We are considering the implications of the following supposition:
4. (JAW) is false.
On this supposition, there are three logical possibilities:
A. Jesus was not alive on the first Easter Sunday.
B. Jesus was alive on the first Easter Sunday but did not walk at all that day.
C. Jesus was alive on the first Easter Sunday but was walking only with assistance from others.
In Part 8 of this series, I argued that (C) supports a skeptical view of the resurrection. In Part 9, I argued that (B) also supports a skeptical view of the resurrection.
Now lets consider supposition (A). The most obvious way that (A) would be true, would be for Jesus to have been dead on the first Easter Sunday. Since (JAW) implies that Jesus was alive for at least a portion of the first Easter Sunday, Jesus being dead for only a portion of Sunday would not contradict (JAW). In order for Jesus being dead to contradict (JAW), he must be dead for all of Easter Sunday. This obviously seriously damages the case for the resurrection, and provides significant support for a skeptical view of the resurrection.
One could make the alternative chronological proposal that the resurrection did not take place until Monday or Tuesday following the crucifixion on Friday. That way, Jesus would be dead all day on the first Easter, but he could still rise from the dead on a later day. This would allow for (A) to be correct and for it also to be the case that Jesus rose from the dead.
But as with previously discussed chronology changes, this move would undermine the historical reliabilty of the details of the Gospel accounts of the crucifixion, burial, and initial post-crucifixion appearances of Jesus. The disciples would not make such a mistake about the day of the week that Jesus rose from the dead, so either the Gospel accounts don’t have a basis in testimony of Jesus’s disciples, or else whatever transmission processes took place between their testimony and the composition of the Gospels significantly distorted the details of their testimony.
This alternative chronolgy thus requires one to give up on the historical reliability of the details of the Gospel accounts, and that would seriously damage the case for the resurrection and would provide support for a skeptical viewpoint, making skepticism about the resurrection more reasonable and more probable than belief in the resurrection.

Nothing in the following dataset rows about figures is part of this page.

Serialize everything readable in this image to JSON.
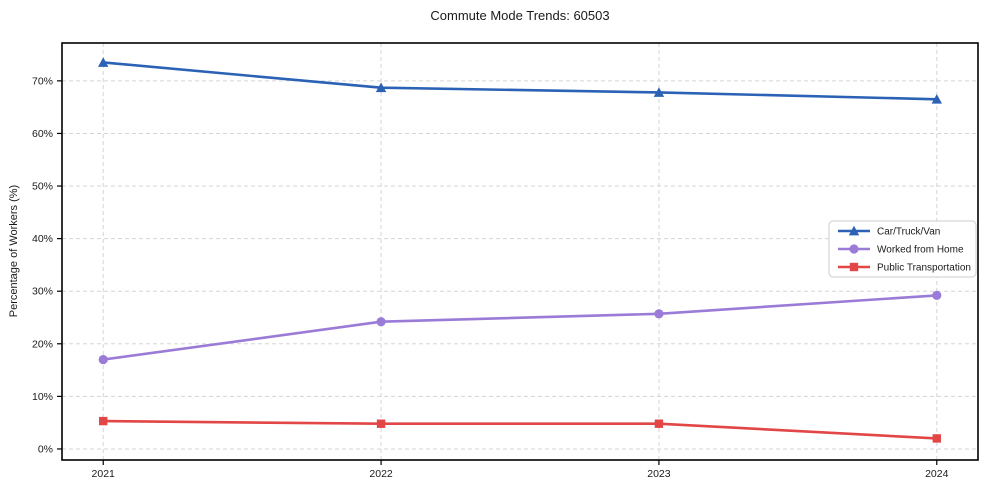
{
  "chart_data": {
    "type": "line",
    "title": "Commute Mode Trends: 60503",
    "xlabel": "",
    "ylabel": "Percentage of Workers (%)",
    "categories": [
      "2021",
      "2022",
      "2023",
      "2024"
    ],
    "series": [
      {
        "name": "Car/Truck/Van",
        "color": "#2b62b5",
        "marker": "triangle-up",
        "values": [
          73.5,
          68.7,
          67.8,
          66.5
        ]
      },
      {
        "name": "Worked from Home",
        "color": "#9a7bd7",
        "marker": "circle",
        "values": [
          17.0,
          24.2,
          25.7,
          29.2
        ]
      },
      {
        "name": "Public Transportation",
        "color": "#e24646",
        "marker": "square",
        "values": [
          5.3,
          4.8,
          4.8,
          2.0
        ]
      }
    ],
    "yticks": [
      0,
      10,
      20,
      30,
      40,
      50,
      60,
      70
    ],
    "ytick_labels": [
      "0%",
      "10%",
      "20%",
      "30%",
      "40%",
      "50%",
      "60%",
      "70%"
    ],
    "ylim": [
      -2.1,
      77.2
    ],
    "grid": true,
    "grid_style": "dashed",
    "grid_color": "#d5d5d5",
    "axes_border_color": "#000000",
    "text_color": "#1a1a1a",
    "legend_position": "center-right",
    "legend_border_color": "#cccccc",
    "x_margin_frac": 0.045
  }
}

One could also accept supposition (A) and yet avoid the implication that Jesus was dead on the first Easter by proposing a radical alternative chronology. If Jesus was not born until sometime after the first Easter Sunday (i.e. sometime after Passover in 30 CE), then Jesus would not have been dead on the first Easter Sunday, but he also would not have been alive, because he wasn’t yet born. Jesus could then grow up, have a ministry, be crucified, and rise from the dead, sometime around 60 CE.
However, this radical alternative chronology has even greater skeptical implications than the more minor chronological changes previously considered. Changing the day of week or the particular week of the crucifixion would, as I have argued, require that one sacrifice the historical reliability of the details about those events in the Gospels. But making the radical chronological change of moving Jesus’ birth to after the first Easter Sunday (in about 30 CE), would require tossing out almost all of the historicity of the Gospel accounts. Pilate, for example, would not have been in power in Jerusalem in the year 60 CE. So, the Roman trial recorded in all four Gospels would be fundamentally a work of fiction. Such a radical alternative chronology would completely undermine the historical reliability of the Gospels, and remove all hope of constructing a good case for the resurrection of Jesus. So, this way of trying to escape the skeptical implications of (A) fails.
Thus, supposition (A) supports a skeptical view of the resurrection, and makes such a view more reasonable and more probable than the view that Jesus rose from the dead.
No matter how you slice the pie, if we suppose (4) to be true, then a skeptical view of the resurrection is more reasonable and more probable than the Christian view. But this should be no great surprise, because (JAW) is a key claim made by Christian apologists who defend the resurrection of Jesus. So, it is reasonable to expect that the supposition that this key claim is false would significantly damage the case for the resurrection and provide significant support for a skeptical view of the alleged resurrection of Jesus. I have merely shown, in some detail, that this reasonable expectation is in fact correct.
I can see the rock rolling and bouncing on its way down the hill now.